Ketua PKDI Kabupaten Blitar, Rudi Puryono, mengatakan tuntutan tersebut merupakan ikhtiar bersama untuk menjaga kesinambungan pemerintahan desa secara menyeluruh. Menurutnya, penurunan ADD tidak hanya berdampak pada kegiatan pembangunan, tetapi juga pada operasional dasar pemerintahan desa dan pelayanan kepada masyarakat.
“Yang kami perjuangkan adalah desa secara utuh. Bukan hanya kepala desa, perangkat desa, atau BPD, tetapi seluruh kebutuhan desa dan masyarakat di dalamnya,” ujar Rudi.
Rudi menjelaskan, ADD memiliki fungsi vital dalam menopang operasional pemerintahan desa. Dana tersebut digunakan antara lain untuk pembayaran penghasilan tetap (siltap) perangkat desa, tunjangan Badan Permusyawaratan Desa (BPD), honor RT dan RW, pembayaran BPJS Perangkat & Pengurus Lembaga Desa, pengadaan alat tulis kantor, pembayaran listrik dan layanan internet (wifi) kantor desa, serta bantuan operasional lembaga-lembaga desa seperti TP PKK, LPMD, dan lembaga kemasyarakatan desa lainnya.

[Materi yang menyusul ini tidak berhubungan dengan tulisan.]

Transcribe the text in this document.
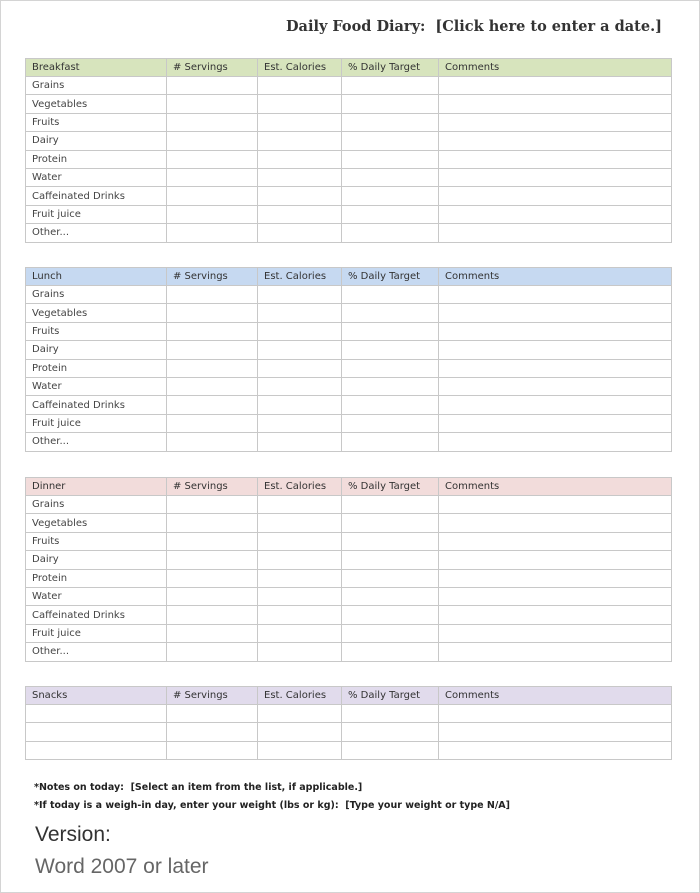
Daily Food Diary: [Click here to enter a date.]
Breakfast	# Servings	Est. Calories	% Daily Target	Comments
Grains				
Vegetables				
Fruits				
Dairy				
Protein				
Water				
Caffeinated Drinks				
Fruit juice				
Other...				
Lunch	# Servings	Est. Calories	% Daily Target	Comments
Grains				
Vegetables				
Fruits				
Dairy				
Protein				
Water				
Caffeinated Drinks				
Fruit juice				
Other...				
Dinner	# Servings	Est. Calories	% Daily Target	Comments
Grains				
Vegetables				
Fruits				
Dairy				
Protein				
Water				
Caffeinated Drinks				
Fruit juice				
Other...				
Snacks	# Servings	Est. Calories	% Daily Target	Comments

*Notes on today: [Select an item from the list, if applicable.]
*If today is a weigh-in day, enter your weight (lbs or kg): [Type your weight or type N/A]
Version:
Word 2007 or later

Menurutnya, penurunan ADD berpotensi mengganggu pemenuhan kebutuhan dasar tersebut dan berdampak langsung pada kualitas pelayanan publik di tingkat desa. Karena itu, pihaknya menegaskan tidak meminta penambahan anggaran, melainkan pengembalian ADD minimal sama seperti Tahun Anggaran 2025.
“Kami tidak menuntut kenaikan. Kami hanya meminta ADD dikembalikan seperti tahun 2025, karena itu hak desa dan sangat menentukan jalannya pemerintahan desa,” tegasnya.
Meski demikian, Rudi menegaskan seluruh kepala desa tetap diminta mengutamakan pelayanan kepada masyarakat. Ia menginstruksikan agar penurunan anggaran tidak dijadikan alasan untuk menurunkan kualitas pelayanan publik di desa.
“Pelayanan kepada masyarakat tetap menjadi prioritas utama. Tidak boleh ada pelayanan yang terganggu meskipun kondisi anggaran sedang menurun,” katanya.
Rudi juga mengingatkan, apabila tuntutan pengembalian ADD tidak terealisasi, maka desa akan menghadapi konsekuensi berupa pengurangan bahkan penghapusan sejumlah kegiatan dan pembiayaan.
Sementara itu, Wakil Ketua DPRD Kabupaten Blitar, M Rifai, membenarkan adanya tuntutan dari elemen pemerintahan desa terkait pengembalian ADD 2026. Ia menjelaskan bahwa secara persentase ADD tidak mengalami perubahan, namun secara nominal mengalami penurunan seiring berkurangnya transfer ke daerah dari pemerintah pusat.
“Persentasenya tetap, tetapi karena transfer ke daerah turun, maka nominal ADD ikut menurun. Teman-teman desa meminta agar ADD dikembalikan seperti tahun sebelumnya,” ujar Rifai.
Ia menambahkan, DPRD Kabupaten Blitar akan menindaklanjuti aspirasi tersebut melalui pembahasan bersama Tim Anggaran Pemerintah Daerah (TAPD), sekaligus mengevaluasi penyerapan anggaran Pemerintah Kabupaten Blitar Tahun Anggaran 2025.